Второй важный фактор — это то, что не действует больше схема линейной истории, потому что обмен идет в режиме онлайн. Достаточно включить компьютер и вы сразу видите точку зрения другого человека, который сидит на другом конце земного шара. Таким образом, старые эволюционистские метафизические концепции во многом отбрасываются современными технологиями. И третье: это, конечно, реакция на другого. Поскольку существует очень большой обмен населением, миграционные процессы, то возникает попытка осознать собственную идентичность, собственную культуру и противопоставить ее каким-то новым явлениям, которые не всегда кажутся позитивными. Все эти тенденции мы видим в Европе, мы видим их в США. Российская ситуация в этом смысле ничуть не уникальна, но Россия имеет в этом смысле большую специфику в обсуждении этих вопросов. Какова эта специфика?
Я думаю, что это переосмысление истории XX века — вопрос о том, проиграла ли Россия XX век или выиграла. Здесь есть диаметрально противоположные позиции, но главное — это переосмысление истории коммунистического эксперимента, русской революции и попытка на руинах СССР понять, как двигаться дальше. Я бы сказал, что ключевой вопрос состоит в том, почему русская революция, в отличие от западных революций, не имела полноценной фазы реставрации, которая возвращала бы нас в прошлое. И вот эта проблематика становится основой современного политического режима, который во многом действительно является реставрационным. Хотя это, конечно, и не возврат к монархии в европейском понимании реставрации. Но, тем не менее, мы сталкивается с необходимостью осмыслить советское прошлое, имперское прошлое и поставить его в контекст глобальной истории.

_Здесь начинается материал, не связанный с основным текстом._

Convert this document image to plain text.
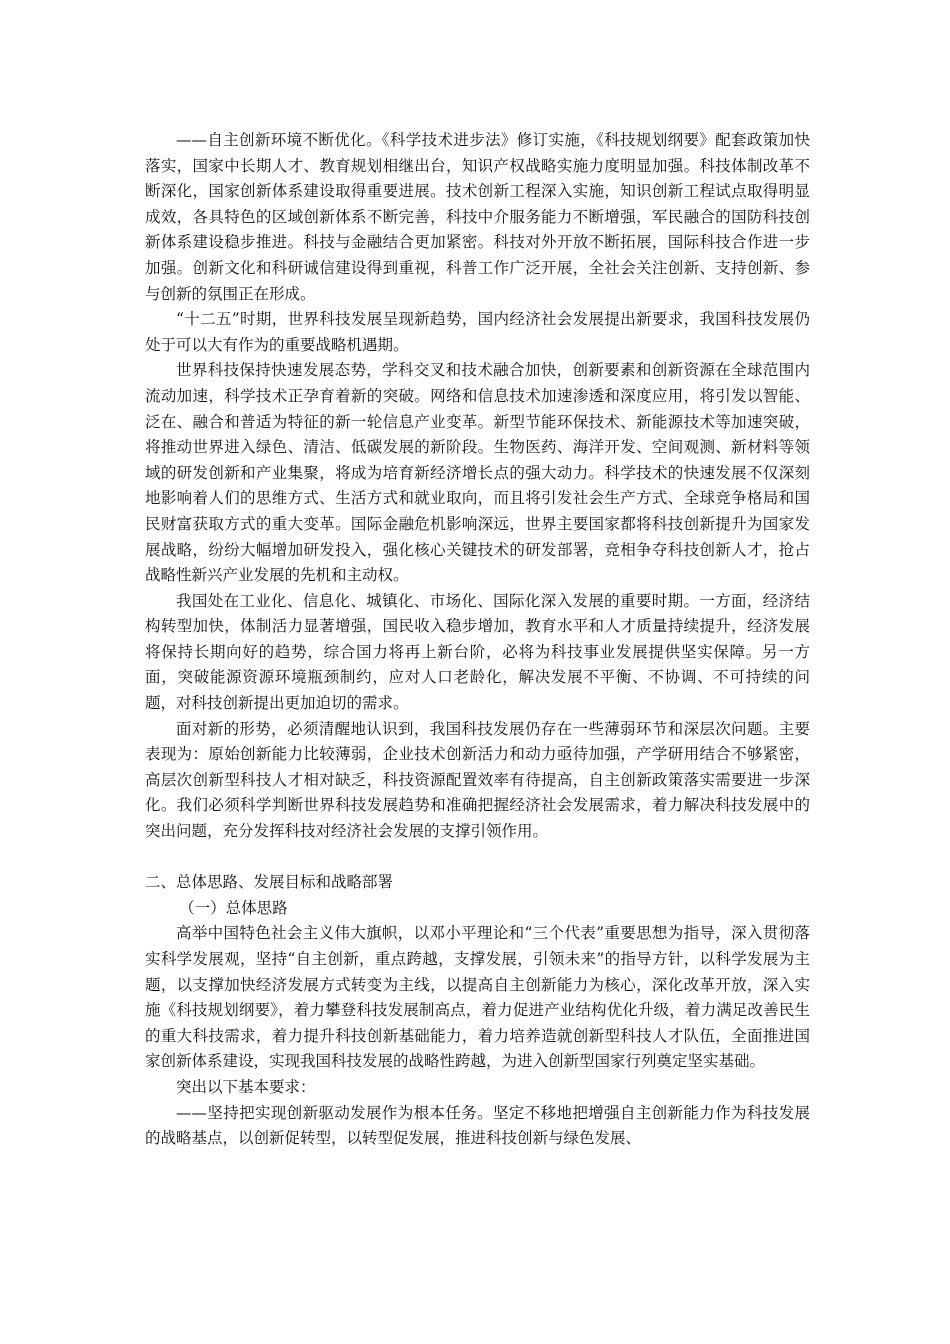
——自主创新环境不断优化。《科学技术进步法》修订实施，《科技规划纲要》配套政策加快落实，国家中长期人才、教育规划相继出台，知识产权战略实施力度明显加强。科技体制改革不断深化，国家创新体系建设取得重要进展。技术创新工程深入实施，知识创新工程试点取得明显成效，各具特色的区域创新体系不断完善，科技中介服务能力不断增强，军民融合的国防科技创新体系建设稳步推进。科技与金融结合更加紧密。科技对外开放不断拓展，国际科技合作进一步加强。创新文化和科研诚信建设得到重视，科普工作广泛开展，全社会关注创新、支持创新、参与创新的氛围正在形成。

“十二五”时期，世界科技发展呈现新趋势，国内经济社会发展提出新要求，我国科技发展仍处于可以大有作为的重要战略机遇期。

世界科技保持快速发展态势，学科交叉和技术融合加快，创新要素和创新资源在全球范围内流动加速，科学技术正孕育着新的突破。网络和信息技术加速渗透和深度应用，将引发以智能、泛在、融合和普适为特征的新一轮信息产业变革。新型节能环保技术、新能源技术等加速突破，将推动世界进入绿色、清洁、低碳发展的新阶段。生物医药、海洋开发、空间观测、新材料等领域的研发创新和产业集聚，将成为培育新经济增长点的强大动力。科学技术的快速发展不仅深刻地影响着人们的思维方式、生活方式和就业取向，而且将引发社会生产方式、全球竞争格局和国民财富获取方式的重大变革。国际金融危机影响深远，世界主要国家都将科技创新提升为国家发展战略，纷纷大幅增加研发投入，强化核心关键技术的研发部署，竞相争夺科技创新人才，抢占战略性新兴产业发展的先机和主动权。

我国处在工业化、信息化、城镇化、市场化、国际化深入发展的重要时期。一方面，经济结构转型加快，体制活力显著增强，国民收入稳步增加，教育水平和人才质量持续提升，经济发展将保持长期向好的趋势，综合国力将再上新台阶，必将为科技事业发展提供坚实保障。另一方面，突破能源资源环境瓶颈制约，应对人口老龄化，解决发展不平衡、不协调、不可持续的问题，对科技创新提出更加迫切的需求。

面对新的形势，必须清醒地认识到，我国科技发展仍存在一些薄弱环节和深层次问题。主要表现为：原始创新能力比较薄弱，企业技术创新活力和动力亟待加强，产学研用结合不够紧密，高层次创新型科技人才相对缺乏，科技资源配置效率有待提高，自主创新政策落实需要进一步深化。我们必须科学判断世界科技发展趋势和准确把握经济社会发展需求，着力解决科技发展中的突出问题，充分发挥科技对经济社会发展的支撑引领作用。

二、总体思路、发展目标和战略部署

（一）总体思路

高举中国特色社会主义伟大旗帜，以邓小平理论和“三个代表”重要思想为指导，深入贯彻落实科学发展观，坚持“自主创新，重点跨越，支撑发展，引领未来”的指导方针，以科学发展为主题，以支撑加快经济发展方式转变为主线，以提高自主创新能力为核心，深化改革开放，深入实施《科技规划纲要》，着力攀登科技发展制高点，着力促进产业结构优化升级，着力满足改善民生的重大科技需求，着力提升科技创新基础能力，着力培养造就创新型科技人才队伍，全面推进国家创新体系建设，实现我国科技发展的战略性跨越，为进入创新型国家行列奠定坚实基础。

突出以下基本要求：

——坚持把实现创新驱动发展作为根本任务。坚定不移地把增强自主创新能力作为科技发展的战略基点，以创新促转型，以转型促发展，推进科技创新与绿色发展、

Вот это первый важный тезис, который показывает актуальность и значимость доклада. Второй тезис, он скорее гносеологический философский, связанный с тем, что собственно мы имеем в виду, когда мы говорим об истории. В докладе я не нашел такого определения. В устных выступлениях говорилось о том, что современность или будущее мы можем конструировать, а историю мы не можем конструировать, и поэтому должны исходить из стремлений достичь или приблизиться к объективной истине. Я думаю, что это неправильная постановка вопроса, поскольку, как показывают современные когнитивные информационные теории, по существу мы действительно имеем дело с конструированием, в том числе и с конструированием истории.

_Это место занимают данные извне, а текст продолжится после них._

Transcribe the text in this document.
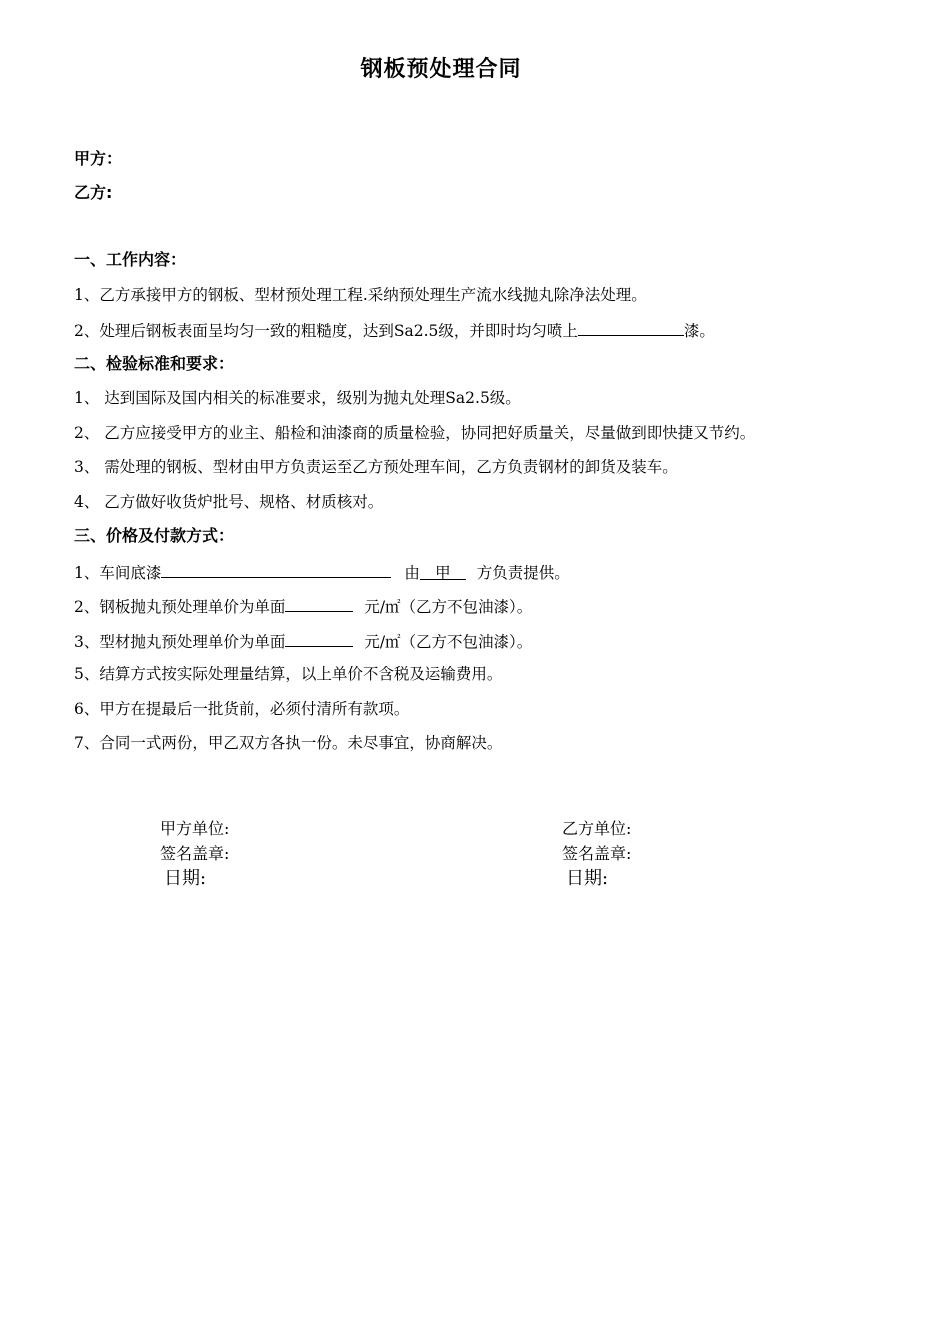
钢板预处理合同
甲方：
乙方:
一、工作内容：
1、乙方承接甲方的钢板、型材预处理工程.采纳预处理生产流水线抛丸除净法处理。
2、处理后钢板表面呈均匀一致的粗糙度，达到Sa2.5级，并即时均匀喷上	漆。
二、检验标准和要求：
1、 达到国际及国内相关的标准要求，级别为抛丸处理Sa2.5级。
2、 乙方应接受甲方的业主、船检和油漆商的质量检验，协同把好质量关，尽量做到即快捷又节约。
3、 需处理的钢板、型材由甲方负责运至乙方预处理车间，乙方负责钢材的卸货及装车。
4、 乙方做好收货炉批号、规格、材质核对。
三、价格及付款方式：
1、车间底漆	由 甲 方负责提供。
2、钢板抛丸预处理单价为单面	元/㎡（乙方不包油漆）。
3、型材抛丸预处理单价为单面	元/㎡（乙方不包油漆）。
5、结算方式按实际处理量结算，以上单价不含税及运输费用。
6、甲方在提最后一批货前，必须付清所有款项。
7、合同一式两份，甲乙双方各执一份。未尽事宜，协商解决。
甲方单位:
签名盖章:
日期:
乙方单位:
签名盖章:
日期:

Различие ненаучного и научного подхода заключается только в степени достоверности этой реконструкции или этого конструирования. Если мы занимаемся конструированием прошлого на основании источников, на основании проверенных фактов, мы стремимся к большей доказательности, к большей достоверности, и эта достоверность может быть верифицирована, проверена с помощью других источников, с помощью других фактов. Тогда мы приближаемся к идеалу научной истории, во всяком случае, в ее традиционном понимании. Но, конечно, это не отменяет конструирования, потому что существуют периоды истории, когда нет исторических источников, нет достоверных фактов, и тогда в дело вступает попытка реконструкции тех или иных процессов. Это может быть связано с моделированием, с типологией даже, если угодно, с мифологизацией прошлого, которая вступает в дело тогда, когда нет достоверных исторических данных. Таким образом, никакой границы между конструированием будущего или конструированием настоящего и прошлого нет. Есть только доказательные научные методы этой работы и недоказательные.

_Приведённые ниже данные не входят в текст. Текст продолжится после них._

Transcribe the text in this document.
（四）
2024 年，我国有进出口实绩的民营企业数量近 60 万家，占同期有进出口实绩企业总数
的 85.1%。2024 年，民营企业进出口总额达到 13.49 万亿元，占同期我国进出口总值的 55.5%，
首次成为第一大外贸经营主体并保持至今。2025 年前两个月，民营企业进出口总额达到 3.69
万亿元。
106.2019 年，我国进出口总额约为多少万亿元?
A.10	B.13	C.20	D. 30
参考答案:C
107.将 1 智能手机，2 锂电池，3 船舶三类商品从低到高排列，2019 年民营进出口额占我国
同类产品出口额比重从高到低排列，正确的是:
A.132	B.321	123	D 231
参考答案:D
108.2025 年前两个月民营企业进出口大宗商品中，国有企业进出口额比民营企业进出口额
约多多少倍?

И вот здесь я хотел бы высказать несколько критических тезисов в отношении доклада, которые связаны с методологией. Когда я читал доклад, у меня возникала в памяти известная формула Покровского о том, что история — это идеология, опрокинутая в прошлое. Мне представляется, что авторы вольно или невольно руководствовались этой формулой, поскольку они писали доклад не столько об истории как науке, сколько об истории как о политике. В этой связи мне представляется, что в докладе как-то взаимосвязаны три исследовательские перспективы: история как явление социальной психологии, и тогда мы действительно говорим о мифах, история как политическая пропаганда, которая осуществляется государством, и тогда это фактически аналог политического пиара, и история как наука.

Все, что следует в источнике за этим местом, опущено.